O kolejnym wybuchu wulkanu na półwyspie Reykjanes w południowo-zachodniej Islandii informują tamtejsze media. Podkreślają, że wybuch nie jest zaskoczeniem. Wcześniej ok. godziny 5:20 odczuwalne były wstrząsy ziemi, zwiastujące eksplozję. Lawa pojawiła się ok. 6:00.

To już drugi w tym roku wybuch wulkanu na półwyspie Reykjanes, jednocześnie szósty od 2021 roku. 

Poprzednia erupcja miała miejsce 14 stycznia, trwała dwa dni, a jęzor lawy dotarł do obrzeży rybackiego miasteczka Grindavik, niszcząc trzy domy i zmuszając 4 tys. jego mieszkańców do ewakuacji.

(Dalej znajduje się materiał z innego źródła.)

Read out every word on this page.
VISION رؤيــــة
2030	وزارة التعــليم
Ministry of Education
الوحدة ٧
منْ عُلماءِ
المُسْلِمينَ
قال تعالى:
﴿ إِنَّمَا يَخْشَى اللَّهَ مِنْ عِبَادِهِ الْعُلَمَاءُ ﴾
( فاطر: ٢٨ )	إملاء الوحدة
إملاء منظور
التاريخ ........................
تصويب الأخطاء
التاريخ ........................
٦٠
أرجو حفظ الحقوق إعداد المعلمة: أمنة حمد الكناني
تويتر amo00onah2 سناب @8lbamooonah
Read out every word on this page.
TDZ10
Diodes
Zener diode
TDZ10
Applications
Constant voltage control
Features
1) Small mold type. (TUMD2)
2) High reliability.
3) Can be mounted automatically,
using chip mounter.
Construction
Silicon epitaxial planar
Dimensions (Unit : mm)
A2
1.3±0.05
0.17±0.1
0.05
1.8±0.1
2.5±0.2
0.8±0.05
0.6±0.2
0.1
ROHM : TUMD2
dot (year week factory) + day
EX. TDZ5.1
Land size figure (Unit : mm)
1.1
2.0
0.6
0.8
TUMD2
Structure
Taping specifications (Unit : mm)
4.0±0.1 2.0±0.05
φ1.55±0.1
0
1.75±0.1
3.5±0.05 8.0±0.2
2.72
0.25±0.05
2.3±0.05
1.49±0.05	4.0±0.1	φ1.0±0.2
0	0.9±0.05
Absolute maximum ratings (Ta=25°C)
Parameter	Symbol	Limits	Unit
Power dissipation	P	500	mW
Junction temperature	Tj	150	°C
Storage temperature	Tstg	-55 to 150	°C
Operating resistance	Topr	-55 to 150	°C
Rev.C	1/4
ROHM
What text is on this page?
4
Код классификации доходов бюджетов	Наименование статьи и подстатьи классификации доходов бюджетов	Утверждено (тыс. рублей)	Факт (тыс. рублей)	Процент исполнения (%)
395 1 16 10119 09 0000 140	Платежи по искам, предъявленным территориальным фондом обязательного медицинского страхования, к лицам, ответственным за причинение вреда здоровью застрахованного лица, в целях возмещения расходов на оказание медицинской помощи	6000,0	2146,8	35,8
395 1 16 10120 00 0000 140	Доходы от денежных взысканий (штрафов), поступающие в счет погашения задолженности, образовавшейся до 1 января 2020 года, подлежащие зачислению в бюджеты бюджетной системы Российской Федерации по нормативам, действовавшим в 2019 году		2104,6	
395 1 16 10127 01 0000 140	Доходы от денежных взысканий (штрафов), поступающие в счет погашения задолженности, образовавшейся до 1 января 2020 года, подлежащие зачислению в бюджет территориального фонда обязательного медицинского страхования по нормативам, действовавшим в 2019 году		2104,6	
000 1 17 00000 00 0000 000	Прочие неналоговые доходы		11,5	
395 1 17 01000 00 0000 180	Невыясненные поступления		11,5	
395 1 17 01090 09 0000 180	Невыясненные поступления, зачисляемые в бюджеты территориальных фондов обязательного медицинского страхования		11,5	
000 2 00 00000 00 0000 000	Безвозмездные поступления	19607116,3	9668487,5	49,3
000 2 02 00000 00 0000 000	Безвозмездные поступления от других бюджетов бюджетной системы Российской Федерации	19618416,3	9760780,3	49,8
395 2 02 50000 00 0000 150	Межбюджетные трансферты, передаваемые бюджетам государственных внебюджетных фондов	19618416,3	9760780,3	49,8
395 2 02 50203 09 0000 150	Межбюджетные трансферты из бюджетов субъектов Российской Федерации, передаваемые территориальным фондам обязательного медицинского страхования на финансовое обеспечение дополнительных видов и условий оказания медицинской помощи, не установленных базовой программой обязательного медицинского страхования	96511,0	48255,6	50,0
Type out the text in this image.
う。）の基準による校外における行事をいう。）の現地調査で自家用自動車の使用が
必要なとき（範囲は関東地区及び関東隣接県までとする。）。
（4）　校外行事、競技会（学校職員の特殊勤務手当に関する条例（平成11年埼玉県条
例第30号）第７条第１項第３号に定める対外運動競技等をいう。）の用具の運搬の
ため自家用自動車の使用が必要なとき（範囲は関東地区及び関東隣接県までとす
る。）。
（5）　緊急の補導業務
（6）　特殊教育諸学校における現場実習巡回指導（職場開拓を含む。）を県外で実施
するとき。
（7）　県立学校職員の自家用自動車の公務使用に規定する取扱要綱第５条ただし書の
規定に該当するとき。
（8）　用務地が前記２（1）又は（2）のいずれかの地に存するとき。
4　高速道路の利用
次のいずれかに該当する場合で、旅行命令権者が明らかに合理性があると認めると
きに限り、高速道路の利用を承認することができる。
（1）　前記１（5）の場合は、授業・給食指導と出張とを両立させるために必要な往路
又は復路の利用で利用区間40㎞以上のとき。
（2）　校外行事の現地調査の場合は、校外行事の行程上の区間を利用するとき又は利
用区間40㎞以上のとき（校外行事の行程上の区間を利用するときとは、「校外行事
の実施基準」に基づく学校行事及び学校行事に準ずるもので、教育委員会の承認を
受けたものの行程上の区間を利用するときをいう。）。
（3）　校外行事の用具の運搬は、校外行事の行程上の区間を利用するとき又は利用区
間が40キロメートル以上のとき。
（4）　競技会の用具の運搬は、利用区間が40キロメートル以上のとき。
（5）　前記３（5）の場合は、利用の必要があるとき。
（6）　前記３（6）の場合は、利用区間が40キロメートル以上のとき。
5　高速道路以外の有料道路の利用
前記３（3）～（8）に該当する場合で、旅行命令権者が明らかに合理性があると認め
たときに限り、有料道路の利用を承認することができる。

W nawiązaniu do poprzednich zdarzeń Magnús Tumi Guðmundsson, profesor geofizyki na islandzkim uniwersytecie stwierdził, że erupcja na półwyspie może trwać kilka lat.

Dziś szczelina, mająca 3 km długości, uaktywniła się 30 km na południowy zachód od stalicy, Reykjaviku. 

Teren ten nie jest zamieszkały, ale w związku z wybuchem zarządzona została ewakuacja hoteli wokół uzdrowiska geotermalnego Niebieska Laguna - jednej z największych atrakcji Islandii.

Według norweskiego instytutu SMHI po erupcji z 14 stycznia pod skorupą ziemi mogło się zgromadzić nawet 9 mln metrów sześciennych magmy.